Reiseepisode
2025-04-16 – Tag 9: Mittag in Palma de Mallorca
Tag 9 · 2025-04-16 · Palma de Mallorca
Palma begann für Carlexander und Briemma mit jener Ansicht, die keinen weiteren Zuständigkeitsnachweis braucht: La Seu erhob sich hinter Steinmauer und Wassergraben, davor Promenaden, junge Bäume und Menschen, die gingen, saßen oder den Vormittag ohne erkennbare Eile verwalteten. Mit jedem Schritt wechselte die Kathedrale ihre Kontur; einmal dominierten Turm und gotisches Dach, dann der angrenzende Palast mit Arkaden und Zinnen. Auf der gepflasterten Promenade stand ein Tourist im weißen T-Shirt mit der Aufschrift „THE END“. „Das wäre früh“, sagte Briemma. Carlexander hielt es vorsichtshalber nur für eine textile Meinungsäußerung.
Hinter der großen Kulisse wurde Palma kleinteiliger. Ein klassisches Gebäude mit Säulen und Bögen bekam durch die Palme im Vordergrund beinahe Konkurrenz, während wenige Straßen weiter eine goldfarbene Bitcoin-Münze zwischen Anhänger und blau besetztem Ring in einer Schmuckauslage lag. Carlexander betrachtete die Kombination aus Kryptowährung und Schutzkapsel mit professioneller Skepsis. Gelbe Fassaden, Balkone und Fensterläden führten weiter durch die Altstadt; selbst ein Schild des Hard Rock Cafe Mallorca fügte sich dort ein, als hätte es einen historischen Antrag gestellt. Im Gewürzschaufenster hingen rote Chilis und Knoblauch über sauber gereihten Dosen.
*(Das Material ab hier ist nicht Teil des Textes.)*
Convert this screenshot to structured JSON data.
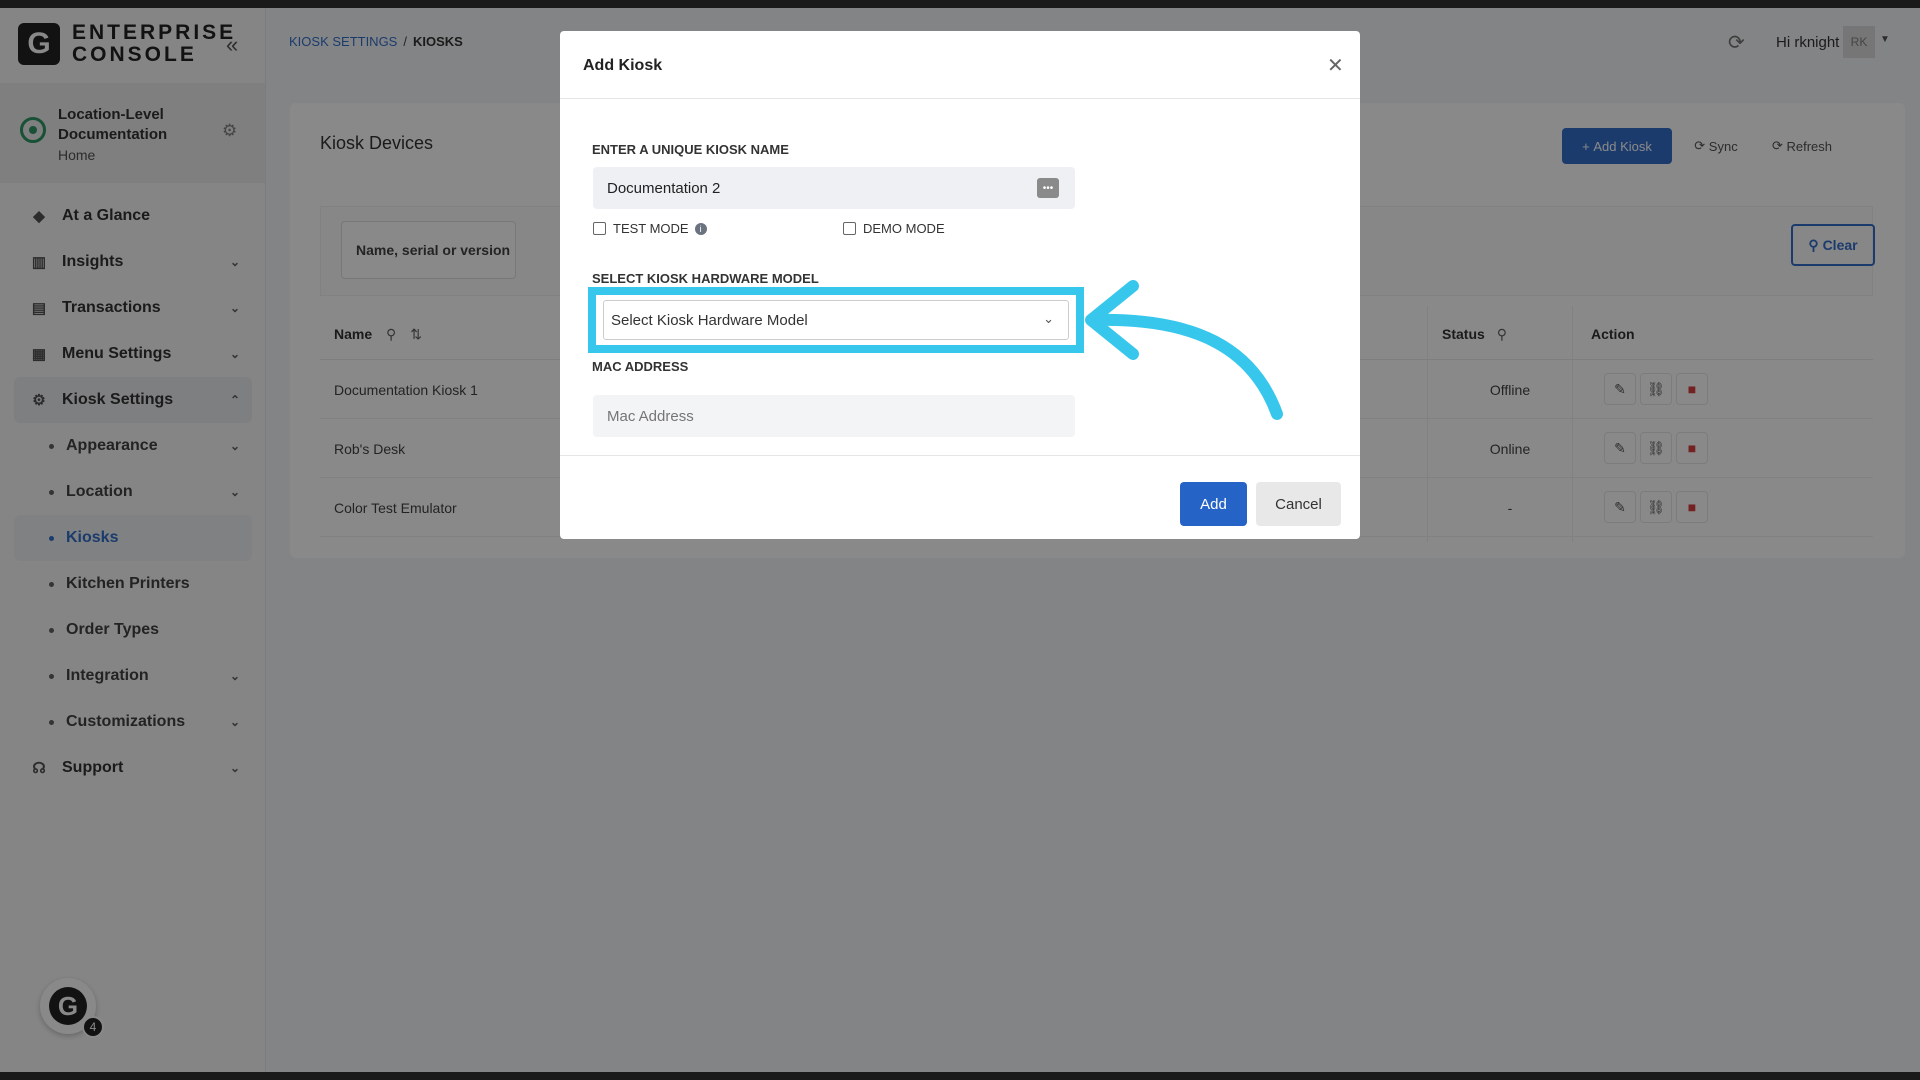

Ein schwarz-weißes Wandgemälde zeigte einen Mann, umringt von drei Kindern, unmittelbar neben einem Straßenpfeiler voller Aufkleber. Kurz darauf lag die Basilika de Sant Miquel im Strom der Altstadtstraße, an der Menschen vorbeigingen, stehen blieben und miteinander sprachen. Palma hielt sakrale Steinarchitektur und Straßenbilder ohne Übergangsmoderation nebeneinander: Auf einem geschlossenen Metalltor erschien Tupac Shakur mit Tränenspur unter dem großen Schriftzug „TUPAC“. Wenig später versammelten sich Passanten mit Kameras um eine rostige Motorradstatue samt Figur. „Ein konsequenter Rundgang“, sagte Briemma. „Nur das Thema wechselt alle dreißig Meter.“
Zwischendurch öffnete sich die Stadt wieder zum Hafen. Über dem Meer lag Palma als breite Häuserfläche, aus der La Seu deutlich herausragte; ein alter Steinturm stand zwischen Palmen und modernen Gebäuden unter inzwischen bewölktem Himmel. Im Hafen lagen ein großes Kreuzfahrtschiff und ein kleineres Schiff ruhig am Anleger. Danach führte der Weg erneut an schweren Steinbauten vorbei, begleitet von Besuchern und erhobenen Mobiltelefonen. Die reich verzierte Kathedralfassade mit Rosettenfenster, Skulpturen, Säulen und Portal verlangte einen längeren Blick, bevor eine enge Gasse aus Sandsteinfassaden, Balkonen und Fensterläden das Blickfeld wieder auf Fußgängermaß reduzierte.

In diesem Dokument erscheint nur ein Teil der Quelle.